Segundo a psicologia, acariciar gatos sempre tem um efeito sobre os níveis de ocitocina e cortisol, o hormônio do estresse.

A ciência oculta por trás do alívio imediato da ansiedade

Acariciar gatos é um hábito comum para milhões de pessoas, mas a psicologia mostra que esse gesto vai muito além de uma simples demonstração de carinho. Estudos apontam que a interação com felinos pode aumentar os níveis de ocitocina, conhecida como o hormônio do vínculo afetivo, e reduzir o cortisol, relacionado ao estresse. Além dos benefícios físicos e emocionais, esse comportamento também pode revelar características importantes sobre a personalidade e a forma como cada pessoa constrói suas relações.

O contato físico com um gato cria uma sensação de conforto que ajuda o corpo e a mente a relaxarem.
O contato físico com um gato cria uma sensação de conforto que ajuda o corpo e a mente a relaxarem. - Imagem gerada por IA

Por que acariciar gatos reduz o estresse?

O contato físico com um gato cria uma sensação de conforto que ajuda o corpo e a mente a relaxarem. O simples ato de fazer carinho no animal pode estimular a produção de hormônios associados ao bem-estar, favorecendo uma sensação de tranquilidade.

Além disso, o ronronar dos gatos e a interação silenciosa contribuem para diminuir a tensão acumulada durante o dia. Por esse motivo, muitas pessoas consideram os felinos uma importante fonte de apoio emocional em momentos de ansiedade ou preocupação.

Quais características são comuns em pessoas que gostam de gatos?

A psicologia observa que quem demonstra afinidade pelos gatos costuma valorizar relações construídas de forma gradual. Como os felinos são seletivos e independentes, a convivência com eles exige atenção aos detalhes e respeito aos limites.

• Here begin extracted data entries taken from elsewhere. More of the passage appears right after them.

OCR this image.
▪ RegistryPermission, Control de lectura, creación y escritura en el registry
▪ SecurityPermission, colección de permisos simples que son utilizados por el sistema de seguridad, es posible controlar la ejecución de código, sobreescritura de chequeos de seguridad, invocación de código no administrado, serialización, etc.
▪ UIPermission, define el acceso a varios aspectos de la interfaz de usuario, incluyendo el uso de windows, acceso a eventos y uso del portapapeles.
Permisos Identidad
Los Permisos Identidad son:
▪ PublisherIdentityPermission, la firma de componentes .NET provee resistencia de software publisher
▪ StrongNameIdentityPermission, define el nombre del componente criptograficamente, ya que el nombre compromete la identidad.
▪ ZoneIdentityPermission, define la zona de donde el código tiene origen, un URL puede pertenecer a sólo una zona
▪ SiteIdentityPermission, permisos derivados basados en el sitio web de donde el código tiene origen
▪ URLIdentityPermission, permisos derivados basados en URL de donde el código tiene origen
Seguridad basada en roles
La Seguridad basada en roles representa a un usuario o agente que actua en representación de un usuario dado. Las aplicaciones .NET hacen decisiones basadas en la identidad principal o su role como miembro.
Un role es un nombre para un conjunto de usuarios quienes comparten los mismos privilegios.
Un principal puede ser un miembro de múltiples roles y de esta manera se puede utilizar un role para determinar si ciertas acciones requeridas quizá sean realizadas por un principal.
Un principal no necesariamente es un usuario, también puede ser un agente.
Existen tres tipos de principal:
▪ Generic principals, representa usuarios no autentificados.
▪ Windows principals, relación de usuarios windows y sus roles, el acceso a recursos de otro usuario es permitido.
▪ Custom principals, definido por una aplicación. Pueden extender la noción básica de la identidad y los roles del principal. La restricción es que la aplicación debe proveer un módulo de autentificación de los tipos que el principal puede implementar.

Entre as características frequentemente associadas a essas pessoas, destacam-se os seguintes aspectos:

  • Empatia para compreender emoções e comportamentos.
  • Sensibilidade emocional para perceber sinais sutis.
  • Paciência para construir confiança ao longo do tempo.
  • Capacidade de observação em diferentes situações.

O que acontece com o cérebro ao acariciar gatos?

Quando ocorre uma interação positiva entre humanos e gatos, o cérebro responde liberando substâncias relacionadas ao prazer e ao relaxamento. Esse processo ajuda a melhorar o humor e contribui para uma sensação maior de bem-estar emocional.

Os benefícios mais frequentemente observados durante esse contato incluem os seguintes efeitos:

  • Aumento da ocitocina, fortalecendo a sensação de conexão.
  • Redução do cortisol, diminuindo o impacto do estresse.
  • Maior sensação de calma durante a rotina diária.
  • Melhora do estado emocional em momentos difíceis.
A interação com gatos libera substâncias que reduzem o estresse e melhoram o bem-estar emocional.
A interação com gatos libera substâncias que reduzem o estresse e melhoram o bem-estar emocional. - Imagem gerada por IA

O que esse comportamento revela sobre a personalidade?

Embora nenhum comportamento isolado seja capaz de definir completamente uma pessoa, a psicologia considera que a busca frequente pelo contato com gatos pode indicar uma valorização de vínculos autênticos. Muitas dessas pessoas preferem relações construídas com confiança, respeito e reciprocidade.

Também é comum que enxerguem os momentos de interação com os felinos como uma forma de equilíbrio emocional. Em períodos de cansaço, solidão ou pressão cotidiana, o carinho recebido e oferecido ao animal pode funcionar como um refúgio tranquilo, fortalecendo a sensação de conexão e bem-estar sem exigir grandes demonstrações ou palavras.